I’ve mentioned it before, my absolute favorite way to entertain friends and family is over breakfast and brunch. When we were in high school, my friend Ashley would spend the night and my mom would prepare a huge Middle Eastern spread for the us in the morning complete with mint tea, pita, labneh, hummus, olives, eggs, and what I liked to call “dessert.” Last week Ashley and I spent the morning and early part of the afternoon catching up and enjoying a brunch similar to what my mom would make for us over 10 years ago. There’s nothing like an Arabic breakfast; there’s a lot of (double) dipping and sipping.
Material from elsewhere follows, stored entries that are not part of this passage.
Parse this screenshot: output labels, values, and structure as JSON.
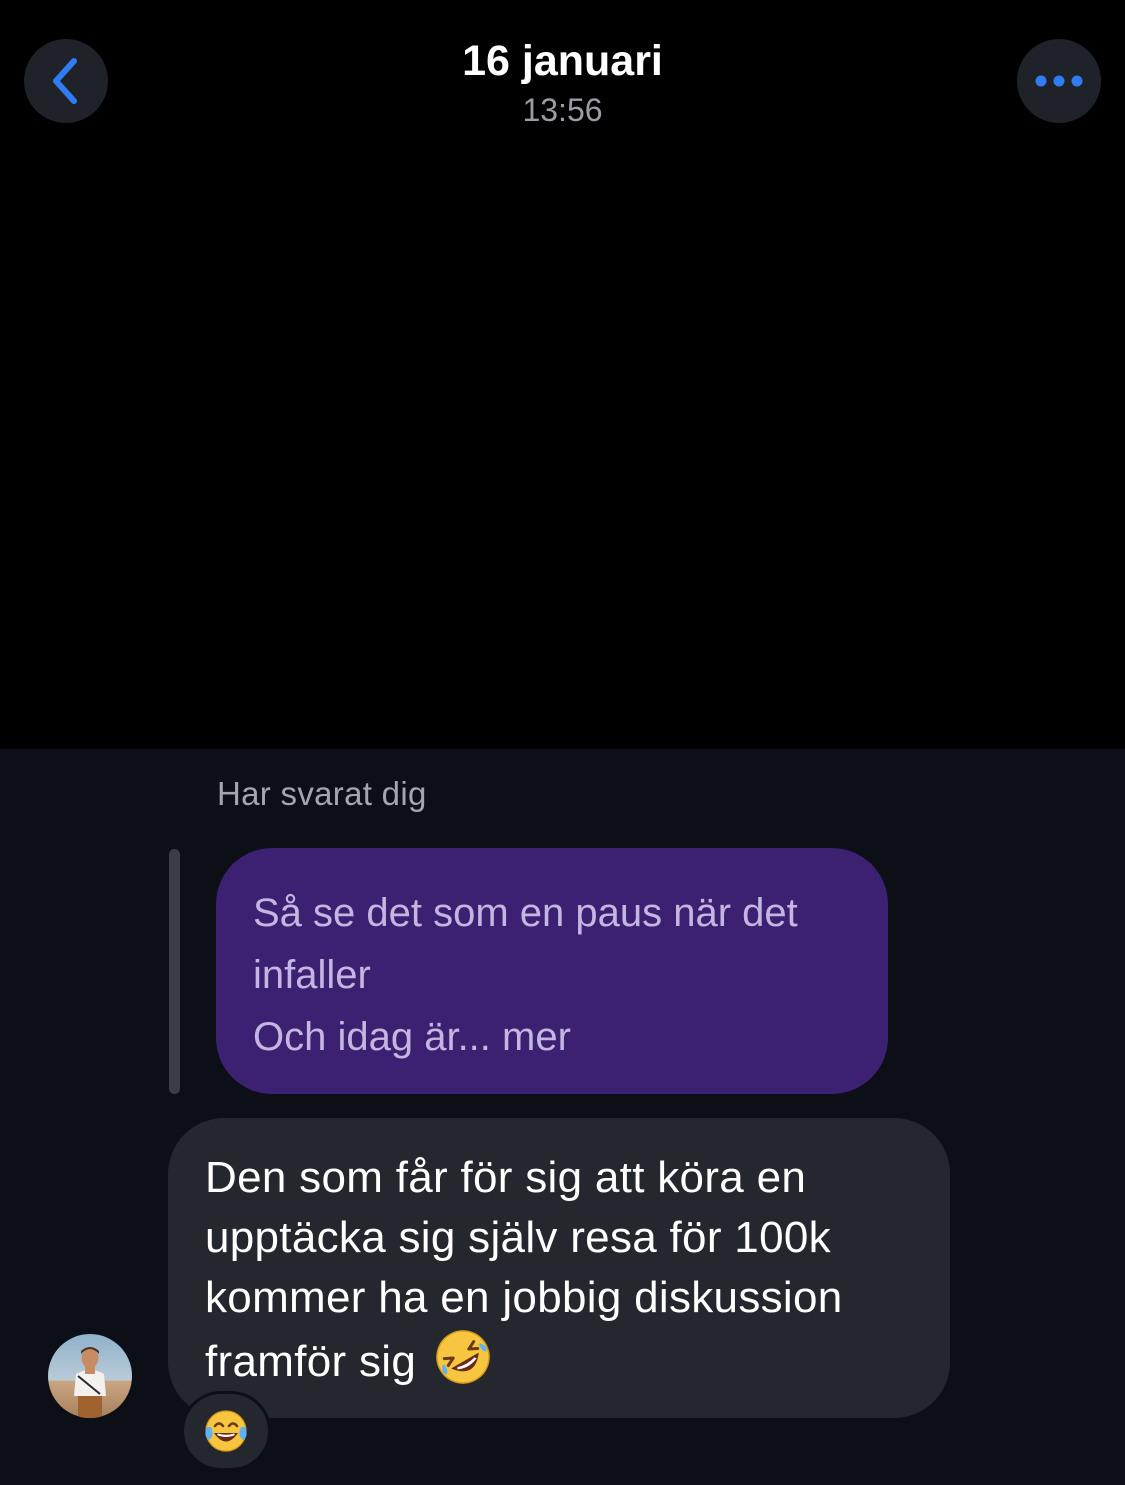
{
  "header": {
    "date": "16 januari",
    "time": "13:56",
    "back_icon": "chevron-left-icon",
    "more_icon": "ellipsis-icon",
    "accent_color": "#2f7cf6"
  },
  "reply": {
    "label": "Har svarat dig",
    "quoted_lines": [
      "Så se det som en paus när det",
      "infaller",
      "Och idag är... mer"
    ]
  },
  "message": {
    "lines": [
      "Den som får för sig att köra en",
      "upptäcka sig själv resa för 100k",
      "kommer ha en jobbig diskussion",
      "framför sig"
    ],
    "emoji": "rolling-on-floor-laughing-emoji",
    "reaction": "face-with-tears-of-joy-emoji"
  },
  "colors": {
    "quoted_bubble": "#3c2071",
    "message_bubble": "#24272d",
    "background": "#0c0f15"
  }
}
It’s packed with flavor and fills you up for hours.
First there’s labneh, a strained yogurt similar to the consistency of Greek yogurt and cheese. Drizzled with a bit of olive oil, you dip your pita bread into it like hummus. Za’taar tastes great with labneh. Za’taar is basically a mix of herbs and seeds that generally includes thyme, oregano, sesame seeds, and sumac, among other herbs. Simply dip your pita bread in a bowl of olive oil, then in the za’taar bowl for a burst of flavor in your mouth! Take it a step further and dip the oil and za’taar combo with labneh.
I made a batch of fresh homemade hummus right before she arrived using my mom’s recipe here.
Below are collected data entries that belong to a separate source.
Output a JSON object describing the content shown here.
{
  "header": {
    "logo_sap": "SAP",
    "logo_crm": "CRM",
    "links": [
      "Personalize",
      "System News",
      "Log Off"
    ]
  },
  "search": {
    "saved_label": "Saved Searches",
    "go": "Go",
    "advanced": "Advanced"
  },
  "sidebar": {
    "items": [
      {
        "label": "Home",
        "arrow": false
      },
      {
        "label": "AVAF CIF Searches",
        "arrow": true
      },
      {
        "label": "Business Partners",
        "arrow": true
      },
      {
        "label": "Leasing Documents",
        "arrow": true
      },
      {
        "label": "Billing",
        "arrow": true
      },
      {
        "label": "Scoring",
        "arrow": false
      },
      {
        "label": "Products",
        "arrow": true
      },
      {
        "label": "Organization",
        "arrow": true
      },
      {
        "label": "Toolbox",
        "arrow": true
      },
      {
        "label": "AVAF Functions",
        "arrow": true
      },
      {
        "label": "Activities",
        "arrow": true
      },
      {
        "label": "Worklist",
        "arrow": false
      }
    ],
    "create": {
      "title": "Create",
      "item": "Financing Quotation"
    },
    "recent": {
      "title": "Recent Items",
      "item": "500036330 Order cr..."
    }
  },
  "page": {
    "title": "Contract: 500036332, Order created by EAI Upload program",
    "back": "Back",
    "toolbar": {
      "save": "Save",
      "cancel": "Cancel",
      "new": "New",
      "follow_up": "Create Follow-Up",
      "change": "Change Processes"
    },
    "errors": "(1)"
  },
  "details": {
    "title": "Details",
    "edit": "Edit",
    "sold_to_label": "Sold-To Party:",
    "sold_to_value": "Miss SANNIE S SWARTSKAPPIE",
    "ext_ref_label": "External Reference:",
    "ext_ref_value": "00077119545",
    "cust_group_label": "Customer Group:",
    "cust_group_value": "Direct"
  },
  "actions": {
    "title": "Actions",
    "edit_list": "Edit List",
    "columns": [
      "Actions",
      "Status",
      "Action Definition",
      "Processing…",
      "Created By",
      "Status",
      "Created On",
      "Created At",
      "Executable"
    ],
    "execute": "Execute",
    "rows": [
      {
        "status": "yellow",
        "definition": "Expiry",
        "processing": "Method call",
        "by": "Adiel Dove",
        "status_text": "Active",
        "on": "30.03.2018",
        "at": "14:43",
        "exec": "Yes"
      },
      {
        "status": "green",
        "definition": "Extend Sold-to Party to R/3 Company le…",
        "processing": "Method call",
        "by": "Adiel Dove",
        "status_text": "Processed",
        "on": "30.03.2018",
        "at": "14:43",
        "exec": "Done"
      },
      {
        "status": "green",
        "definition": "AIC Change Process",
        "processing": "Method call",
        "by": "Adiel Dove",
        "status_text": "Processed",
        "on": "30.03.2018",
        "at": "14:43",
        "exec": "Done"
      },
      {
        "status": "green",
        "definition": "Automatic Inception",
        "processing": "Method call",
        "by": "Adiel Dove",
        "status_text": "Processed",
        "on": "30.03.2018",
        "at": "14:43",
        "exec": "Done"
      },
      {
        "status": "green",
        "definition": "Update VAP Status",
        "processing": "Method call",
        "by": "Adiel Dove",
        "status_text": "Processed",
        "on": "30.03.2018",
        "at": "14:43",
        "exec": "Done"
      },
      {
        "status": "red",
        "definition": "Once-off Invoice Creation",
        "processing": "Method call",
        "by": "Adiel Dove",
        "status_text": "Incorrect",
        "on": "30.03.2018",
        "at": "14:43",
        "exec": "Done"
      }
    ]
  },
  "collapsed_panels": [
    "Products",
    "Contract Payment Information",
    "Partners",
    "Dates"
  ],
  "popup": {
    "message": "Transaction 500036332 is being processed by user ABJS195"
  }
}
The mint tea is my favorite! For the most refreshing flavor, boil the water and place the tea bag in the kettle rather than in the glass and add fresh or dried mint.
Not necessarily Middle Eastern but something we’ve always included on the breakfast table: cream cheese and fruit jam. Typically, it would include my mom’s homemade jam but I used store bought natural fruit jam. My version of dessert consists of dipping pita in both the cheese and jam at the very end of breakfast. Ashley too has picked up this habit over the years.
Whether you’re making scrambled or over medium eggs, prepare to eat with your hands! We break off a piece of pita bread and pick up the eggs with the bread.
You can purchase labneh, zataar and hummus at your local Mediterranean market.